New insight into tragic Schumacher battle
The heartbroken son of F1 legend Michael Schumacher "finds it hard" to cope with his dad's devastating head injuries, one of his friends has revealed.
Seven-time world champion Michael, 49, has been bedridden since a horrific skiing accident on 29 December 2013, The Sun reports.
He suffered a traumatic brain injury after hitting his head on a rock while skiing in the exclusive French Alps resort of Mirabel.
His son Mick, 19, an aspiring F1 driver competing in F3, is "completely closed" about his dad's health, according to friend Nicklas Nielsen.
Nielsen told Danish newspaper BT: "Mick does not say he is sad about his father. He just said sometimes that it is hard."
Schumacher's family has been incredibly private about the details of the ex-Ferrari star's condition. Nielsen suggested he "may" be recovering but it was too difficult to know for sure, and said Michael's younger brother Ralf doesn't talk about his sibling's health.

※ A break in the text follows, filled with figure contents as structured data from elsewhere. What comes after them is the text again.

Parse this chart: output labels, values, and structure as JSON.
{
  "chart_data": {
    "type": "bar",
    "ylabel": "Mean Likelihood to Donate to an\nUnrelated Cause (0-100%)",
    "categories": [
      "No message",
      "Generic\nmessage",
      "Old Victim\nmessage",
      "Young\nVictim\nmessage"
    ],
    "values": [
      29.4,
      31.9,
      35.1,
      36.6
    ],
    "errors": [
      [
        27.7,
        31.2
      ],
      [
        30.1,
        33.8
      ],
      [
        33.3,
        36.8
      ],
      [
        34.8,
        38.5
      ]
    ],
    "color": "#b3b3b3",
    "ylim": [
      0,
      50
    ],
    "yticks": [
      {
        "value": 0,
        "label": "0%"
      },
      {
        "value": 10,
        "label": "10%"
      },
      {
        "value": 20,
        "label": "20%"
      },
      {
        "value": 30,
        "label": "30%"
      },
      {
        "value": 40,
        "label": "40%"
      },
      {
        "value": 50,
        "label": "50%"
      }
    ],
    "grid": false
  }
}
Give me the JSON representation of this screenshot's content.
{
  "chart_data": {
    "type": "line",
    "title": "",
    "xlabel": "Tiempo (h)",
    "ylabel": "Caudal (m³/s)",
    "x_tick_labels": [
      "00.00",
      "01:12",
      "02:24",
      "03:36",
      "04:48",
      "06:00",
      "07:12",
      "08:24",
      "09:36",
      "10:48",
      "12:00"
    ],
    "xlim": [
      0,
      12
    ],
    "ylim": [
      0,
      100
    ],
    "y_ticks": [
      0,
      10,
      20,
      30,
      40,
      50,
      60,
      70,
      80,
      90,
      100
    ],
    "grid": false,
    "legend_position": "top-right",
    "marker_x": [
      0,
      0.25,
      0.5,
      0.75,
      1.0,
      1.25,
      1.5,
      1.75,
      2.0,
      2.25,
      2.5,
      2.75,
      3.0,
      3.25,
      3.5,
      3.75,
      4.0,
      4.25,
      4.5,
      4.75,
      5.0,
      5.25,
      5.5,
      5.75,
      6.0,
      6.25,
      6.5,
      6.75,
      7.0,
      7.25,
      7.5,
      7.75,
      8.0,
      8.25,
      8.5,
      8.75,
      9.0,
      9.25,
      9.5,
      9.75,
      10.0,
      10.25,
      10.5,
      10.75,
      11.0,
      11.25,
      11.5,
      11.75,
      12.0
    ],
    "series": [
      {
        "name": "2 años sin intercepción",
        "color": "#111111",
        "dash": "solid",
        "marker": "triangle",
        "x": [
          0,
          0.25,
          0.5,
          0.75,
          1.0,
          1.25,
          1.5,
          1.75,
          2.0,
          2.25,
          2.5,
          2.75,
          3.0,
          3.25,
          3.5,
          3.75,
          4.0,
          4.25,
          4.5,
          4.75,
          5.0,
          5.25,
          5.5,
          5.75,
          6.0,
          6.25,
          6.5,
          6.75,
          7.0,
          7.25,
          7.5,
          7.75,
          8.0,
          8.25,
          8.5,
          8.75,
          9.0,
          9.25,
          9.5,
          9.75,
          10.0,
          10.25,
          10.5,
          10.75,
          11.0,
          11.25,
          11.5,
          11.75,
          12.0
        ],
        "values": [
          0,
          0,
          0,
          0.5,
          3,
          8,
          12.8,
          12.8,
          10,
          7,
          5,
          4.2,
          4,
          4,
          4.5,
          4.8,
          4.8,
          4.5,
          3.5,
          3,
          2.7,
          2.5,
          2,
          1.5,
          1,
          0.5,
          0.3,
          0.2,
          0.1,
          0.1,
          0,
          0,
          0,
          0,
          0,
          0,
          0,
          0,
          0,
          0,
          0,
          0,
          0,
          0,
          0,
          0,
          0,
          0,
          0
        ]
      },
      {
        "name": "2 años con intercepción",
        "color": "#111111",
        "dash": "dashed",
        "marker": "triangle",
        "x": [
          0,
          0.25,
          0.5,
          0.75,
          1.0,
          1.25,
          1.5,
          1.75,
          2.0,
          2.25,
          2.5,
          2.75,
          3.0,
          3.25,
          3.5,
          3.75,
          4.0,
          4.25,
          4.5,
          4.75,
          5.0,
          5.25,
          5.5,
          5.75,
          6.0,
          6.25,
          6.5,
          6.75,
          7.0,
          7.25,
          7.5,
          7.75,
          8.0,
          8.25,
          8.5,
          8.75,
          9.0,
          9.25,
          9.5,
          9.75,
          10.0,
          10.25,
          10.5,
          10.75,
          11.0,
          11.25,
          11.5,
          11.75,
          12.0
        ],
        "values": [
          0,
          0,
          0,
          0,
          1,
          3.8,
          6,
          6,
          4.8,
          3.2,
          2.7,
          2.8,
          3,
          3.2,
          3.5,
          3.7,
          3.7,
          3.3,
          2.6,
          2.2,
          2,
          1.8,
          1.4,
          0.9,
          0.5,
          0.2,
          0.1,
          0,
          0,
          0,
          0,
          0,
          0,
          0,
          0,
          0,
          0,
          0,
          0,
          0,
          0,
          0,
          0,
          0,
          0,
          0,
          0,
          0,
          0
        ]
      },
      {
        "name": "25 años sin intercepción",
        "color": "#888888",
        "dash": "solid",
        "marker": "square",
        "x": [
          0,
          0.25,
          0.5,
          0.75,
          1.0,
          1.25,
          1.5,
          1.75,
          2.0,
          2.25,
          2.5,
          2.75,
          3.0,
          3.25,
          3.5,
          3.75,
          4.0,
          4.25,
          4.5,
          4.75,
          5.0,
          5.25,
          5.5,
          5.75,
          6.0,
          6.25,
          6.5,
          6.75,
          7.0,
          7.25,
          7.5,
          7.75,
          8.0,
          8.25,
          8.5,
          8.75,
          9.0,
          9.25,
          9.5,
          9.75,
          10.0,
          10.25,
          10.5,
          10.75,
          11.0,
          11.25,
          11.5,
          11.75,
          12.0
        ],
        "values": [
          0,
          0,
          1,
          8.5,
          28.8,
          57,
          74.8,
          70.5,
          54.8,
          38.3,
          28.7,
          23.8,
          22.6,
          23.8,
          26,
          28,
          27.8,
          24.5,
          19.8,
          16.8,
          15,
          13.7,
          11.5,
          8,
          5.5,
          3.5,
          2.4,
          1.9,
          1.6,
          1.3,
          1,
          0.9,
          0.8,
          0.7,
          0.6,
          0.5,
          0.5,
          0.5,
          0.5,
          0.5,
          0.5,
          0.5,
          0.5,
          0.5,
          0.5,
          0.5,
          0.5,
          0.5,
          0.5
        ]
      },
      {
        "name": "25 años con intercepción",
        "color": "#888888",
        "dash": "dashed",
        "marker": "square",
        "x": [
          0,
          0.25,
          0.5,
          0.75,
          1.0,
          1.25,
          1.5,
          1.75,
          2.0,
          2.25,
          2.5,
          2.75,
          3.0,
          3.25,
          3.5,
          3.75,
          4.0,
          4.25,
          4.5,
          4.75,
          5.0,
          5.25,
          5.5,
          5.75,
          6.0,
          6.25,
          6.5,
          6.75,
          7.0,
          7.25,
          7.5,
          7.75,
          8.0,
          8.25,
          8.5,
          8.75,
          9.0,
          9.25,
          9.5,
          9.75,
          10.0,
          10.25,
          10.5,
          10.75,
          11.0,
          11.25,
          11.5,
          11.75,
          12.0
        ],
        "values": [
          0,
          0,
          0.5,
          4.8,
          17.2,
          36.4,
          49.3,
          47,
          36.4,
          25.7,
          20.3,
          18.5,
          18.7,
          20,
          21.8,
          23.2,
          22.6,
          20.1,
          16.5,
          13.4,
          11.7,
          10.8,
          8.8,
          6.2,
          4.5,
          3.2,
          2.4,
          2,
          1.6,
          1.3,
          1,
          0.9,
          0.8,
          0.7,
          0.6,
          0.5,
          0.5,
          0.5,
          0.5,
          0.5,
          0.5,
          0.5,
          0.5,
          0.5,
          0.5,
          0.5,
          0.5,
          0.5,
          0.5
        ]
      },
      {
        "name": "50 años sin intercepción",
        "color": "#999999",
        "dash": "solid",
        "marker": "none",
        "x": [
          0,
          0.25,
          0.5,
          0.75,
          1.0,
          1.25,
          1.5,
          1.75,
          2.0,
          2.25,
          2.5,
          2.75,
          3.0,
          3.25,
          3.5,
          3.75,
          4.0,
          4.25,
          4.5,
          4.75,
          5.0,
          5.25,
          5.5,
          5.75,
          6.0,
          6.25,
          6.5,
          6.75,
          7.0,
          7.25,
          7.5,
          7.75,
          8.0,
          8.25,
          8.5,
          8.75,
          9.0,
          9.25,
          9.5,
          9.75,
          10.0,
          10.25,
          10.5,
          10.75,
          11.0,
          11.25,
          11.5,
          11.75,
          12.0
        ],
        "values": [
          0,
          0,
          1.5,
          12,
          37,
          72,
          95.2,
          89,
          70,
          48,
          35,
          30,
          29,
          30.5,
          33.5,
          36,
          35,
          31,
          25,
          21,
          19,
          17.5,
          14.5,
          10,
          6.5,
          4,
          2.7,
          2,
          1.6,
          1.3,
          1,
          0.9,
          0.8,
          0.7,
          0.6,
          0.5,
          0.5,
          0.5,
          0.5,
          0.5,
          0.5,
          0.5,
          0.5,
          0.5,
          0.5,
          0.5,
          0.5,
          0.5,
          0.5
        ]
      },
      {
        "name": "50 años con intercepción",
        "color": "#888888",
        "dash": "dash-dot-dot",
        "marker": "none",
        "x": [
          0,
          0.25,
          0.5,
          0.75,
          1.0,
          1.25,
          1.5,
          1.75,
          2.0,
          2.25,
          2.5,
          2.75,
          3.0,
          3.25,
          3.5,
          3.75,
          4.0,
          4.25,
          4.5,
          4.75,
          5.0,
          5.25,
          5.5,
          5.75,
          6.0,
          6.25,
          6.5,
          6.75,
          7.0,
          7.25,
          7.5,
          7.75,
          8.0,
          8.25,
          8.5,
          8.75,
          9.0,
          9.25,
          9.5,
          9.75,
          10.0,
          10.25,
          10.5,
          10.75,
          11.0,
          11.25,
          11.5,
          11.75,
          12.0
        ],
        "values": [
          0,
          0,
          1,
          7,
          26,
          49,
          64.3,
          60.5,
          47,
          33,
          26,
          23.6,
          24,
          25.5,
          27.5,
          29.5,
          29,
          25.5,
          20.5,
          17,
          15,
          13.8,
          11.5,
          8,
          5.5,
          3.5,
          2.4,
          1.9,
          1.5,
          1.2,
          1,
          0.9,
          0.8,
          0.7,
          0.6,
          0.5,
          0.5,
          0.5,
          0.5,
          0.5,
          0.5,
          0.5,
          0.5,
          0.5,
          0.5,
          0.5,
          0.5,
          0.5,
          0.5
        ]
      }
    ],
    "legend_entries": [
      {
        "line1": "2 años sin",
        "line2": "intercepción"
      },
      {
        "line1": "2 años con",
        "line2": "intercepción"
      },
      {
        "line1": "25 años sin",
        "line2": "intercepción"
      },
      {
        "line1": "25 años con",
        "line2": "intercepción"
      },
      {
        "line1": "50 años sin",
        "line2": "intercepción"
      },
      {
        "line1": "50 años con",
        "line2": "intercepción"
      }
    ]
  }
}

"It was completely closed and not talked about (by the Schumacher family). I still do a little karting with Ralf Schumacher and his team and nobody talks about it," Nielsen said.
"It may be that Michael is on his way back and will only come out again when he is completely rehabilitated. But it's hard to say what's going on."
The sporting icon reportedly receives $200,000-a-week care at a special medical facility at his Lake Geneva home, adding up to costs which are now expected to have exceeded $35 million.
In 2016, his lawyer told a court Schumacher "cannot walk" in response to speculation in German media about his condition.
Nielsen said despite the tragic family circumstances, rising star Mick is down to earth, and nothing like Red Bull F1 prodigy Max Verstappen, who he painted an unpleasant picture of.
"I know him (Mick) very well, also privately. He is a very quiet and calm guy. He is actually like everyone else," Nielsen said.
"Mick is a very nice and welcoming person, and he is talking to everyone. He is not like Max Verstappen, who does not care about anything and anyone and just wants to go ahead for himself. Mick has been brought up properly and is a good boy."
Nielsen, also a professional racer who has competed alongside Mick, said father and son were always friendly towards everyone - which isn't something he could say for the likes of F1 champions Lewis Hamilton.
"Michael was with Mick around the tracks many times, so they were very close before the accident," Nielsen said. "They had a very professional approach to everything.
"Michael and Mick came in, walked around and said good morning to everyone and shook hands … They are just some nice people."
Last week, details of a heartbreaking letter from Schumacher's wife giving a rare update on his condition emerged.
Corinna Schumacher, 49, described her husband as a "fighter" in a note revealed nearly five years since his ski tragedy.
In the emotional letter, sent at an unknown time to a German musician, Corinna said: "I would like to sincerely thank you for your message and nice gift that will help us through this difficult time.
"It is good to receive so many kind wishes and other well-intentioned words - which is a great support for our family.
"We all know Michael is a fighter and will not give up."
It was written as a reply to Hamburg bandleader Sascha Herchenbach, who had sent the family a recording of a new song named Born To Fight. He had composed the track in the months after the tragic accident.
Mr Herchenbach, 38, revealed the contents of the letter in an interview with German magazine Bunte last week.
He told the publication: "I had not expected to get an answer and was overwhelmed.
"The letter was handwritten and signed by Corinna on her stationery.
"She wrote that she was very thankful for the gift and helped her and her family over this difficult time."